Trauma
"Traumareaktionen sind normale Reaktionen auf nicht normale Ereignisse" Victor Frankl
Traumata sind aus unserer Sicht ein integraler Bestandteil menschlichen Lebens. Die meisten Menschen haben traumatisierende Erfahrungen gemacht und kommen in ihrem Leben gut zurecht. Traumata, vor allem die kleinen T´s, wie Gabor Maté sie nennt, sind mehr oder weniger normal. Heute geht man, wenn Folgestörungen beobachtbar werden, davon aus, dass es singuläre, also einzelne Trauamatisierungen nicht gibt. Es kommt eher zum sogenannten "bloc building", bei dem sich traumatisierende Erfahrungen aufschichten. Um nicht zu weit auf das große und spannende Feld der Traumata vorzudringen, seien hier zwei relevant Faktoren benannt:
Traumata wirken sich auf die Beziehungsgestaltung der Menschen aus.
Der menschliche Organismus sucht Wege, damit zu leben, indem er reinszeniert und wiederholt.
Traumata, vor allem Bindungstraumata, die das Ergebnis (nicht nur) kindlicher Frustrationen sind, gehören für mich deshalb zu den zentralen Gesichtspunkten, wenn es darum geht, Geschichten zu verstehen. Systemische Traumaarbeit denkt ganz wesentlich mit, dass Traumata das Zusammenleben mitprägen oder sogar dominieren können.

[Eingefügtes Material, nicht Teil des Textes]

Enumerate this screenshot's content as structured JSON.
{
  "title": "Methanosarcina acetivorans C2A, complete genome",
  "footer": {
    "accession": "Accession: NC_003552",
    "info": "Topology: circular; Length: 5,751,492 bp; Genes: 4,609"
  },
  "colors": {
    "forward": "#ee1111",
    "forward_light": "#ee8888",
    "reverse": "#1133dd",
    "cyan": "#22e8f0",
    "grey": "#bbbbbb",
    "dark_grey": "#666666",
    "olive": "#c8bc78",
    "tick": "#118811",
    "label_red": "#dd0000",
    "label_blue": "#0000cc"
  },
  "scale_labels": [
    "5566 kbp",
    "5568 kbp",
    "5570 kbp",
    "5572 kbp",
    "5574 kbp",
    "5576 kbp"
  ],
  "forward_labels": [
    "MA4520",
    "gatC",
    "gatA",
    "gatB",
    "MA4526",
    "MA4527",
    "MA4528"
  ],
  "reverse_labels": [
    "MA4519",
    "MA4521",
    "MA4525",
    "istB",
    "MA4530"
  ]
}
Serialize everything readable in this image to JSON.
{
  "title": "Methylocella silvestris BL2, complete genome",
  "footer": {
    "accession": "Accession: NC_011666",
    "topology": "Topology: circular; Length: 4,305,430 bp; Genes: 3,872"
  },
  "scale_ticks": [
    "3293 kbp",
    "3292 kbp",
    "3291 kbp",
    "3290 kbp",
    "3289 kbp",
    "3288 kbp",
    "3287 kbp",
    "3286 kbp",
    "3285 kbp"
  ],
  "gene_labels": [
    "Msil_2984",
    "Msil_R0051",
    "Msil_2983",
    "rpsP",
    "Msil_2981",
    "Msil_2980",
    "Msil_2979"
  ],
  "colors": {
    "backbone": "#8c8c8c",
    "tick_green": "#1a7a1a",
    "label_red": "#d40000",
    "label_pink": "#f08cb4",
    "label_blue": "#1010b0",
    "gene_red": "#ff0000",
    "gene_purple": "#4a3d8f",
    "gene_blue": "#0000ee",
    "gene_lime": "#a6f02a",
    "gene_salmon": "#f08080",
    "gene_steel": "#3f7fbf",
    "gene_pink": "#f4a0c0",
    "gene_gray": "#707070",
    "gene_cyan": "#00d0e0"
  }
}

In ihrem Buch "Wenn ich dich brauche, um mich zu lieben." beschreibt Kathi Körner sehr dezidiert die verschiedenen Konstellationen, die sich ergeben können.
Es kann deshalb sehr hilfreich sein, die Verletzungen und die Annahmen über sich, die sogenannten Glaubenssätze, in den Blick zu nehmen und Lösungsstrategien zu verändern. Mit Lösungsstrategien sind alle Verhaltensmuster gemeint, die herangebildet wurden, um (psychisch) zu überleben. Für den Komplex der Traumatisierungen bedeutet dies vor allem eine Anpassungsleistung, bei der es darum geht, neue Verletzungen zu vermeiden. Deshalb entwickeln Menschen einen besonderen Fokus, der dazu dient, potentiell schädigende Situation möglichst früh zu erkennen und zu vermeiden. Traumafolgen sind demzufolge Anpassungsleistungen, die das Überleben und die weitere Unversehrtheit sicher stellen sollen. Sie werden dann zum Problem, wenn die Folgen dysfunktional werden, weil sie behindern oder sogar schädigen wie z.B. bei Abhängigkeiten.
Es ist deshalb sehr aufschlussreich, Bedürfnisse und Strategien sauber voneinander zu unterscheiden.
Wenn Kinder ihre Bindungsfrustrationen, Entsagungen, Zurückweisungen oder Beschämungen, Bloßstellungen und Beschädigungen damit lösen, dass sie kleinste Stimmungsveränderungen wahrnehmen und sich sofort anpassen, hat das als Strategie einmal gut funktioniert. Wenn aber aus dem Erwachsenen ein "people pleaser" geworden ist, der es immer allen recht machen muss, entsteht früher oder später ein Problem. Leider werden diese "stillen Kinder" gerne übersehen und selbst von vielen Profis falsch eingeschätzt. Die lauten Jungs, die ihre traumatisierenden Systeme zurückverstören, werden viel früher wahrgenommen. Zum Glück können heute viele Pädagogen deren Not sehen und umsichtig reagieren.
So normal Traumata auch sind -sie werden von resilienten Menschen, also solchen mit guten Widerstandskräften und Schutzfaktoren, oft gut integriert - so beeinträchtigend sind sie für viele andere.
Als soziale Wesen sind wir dem Risiko, nicht gut versorgt oder sogar verletzt zu werden zwar ausgesetzt, wir sind aber ebenso dazu befähigt, in Gemeinschaft zu heilen und uns zu korrigieren. Dafür ist aus meiner Sicht ein sehr niedrigschwelliger Blick günstig, der den "guten Grund" zu erkennen sucht und Überlebensstrategien würdigt. Systemische Traumaarbeit nimmt in den hier nur skizzierten Ideen vor allem die Perspektive ein, dass die individuellen Prägungen und Charakteristika, die als Folge von Traumatisierungen zu verstehen sind, sich in sozialen Bezügen zu erkennen geben.
Wir arbeiten auf der Grundlage dieser Annahmen mit Ihren Traumata, in dem wir, wenn die Blockade und die Vermeidungsmuster aufgedeckt sind, die ursächliche Erfahrung mit ihnen korrigieren.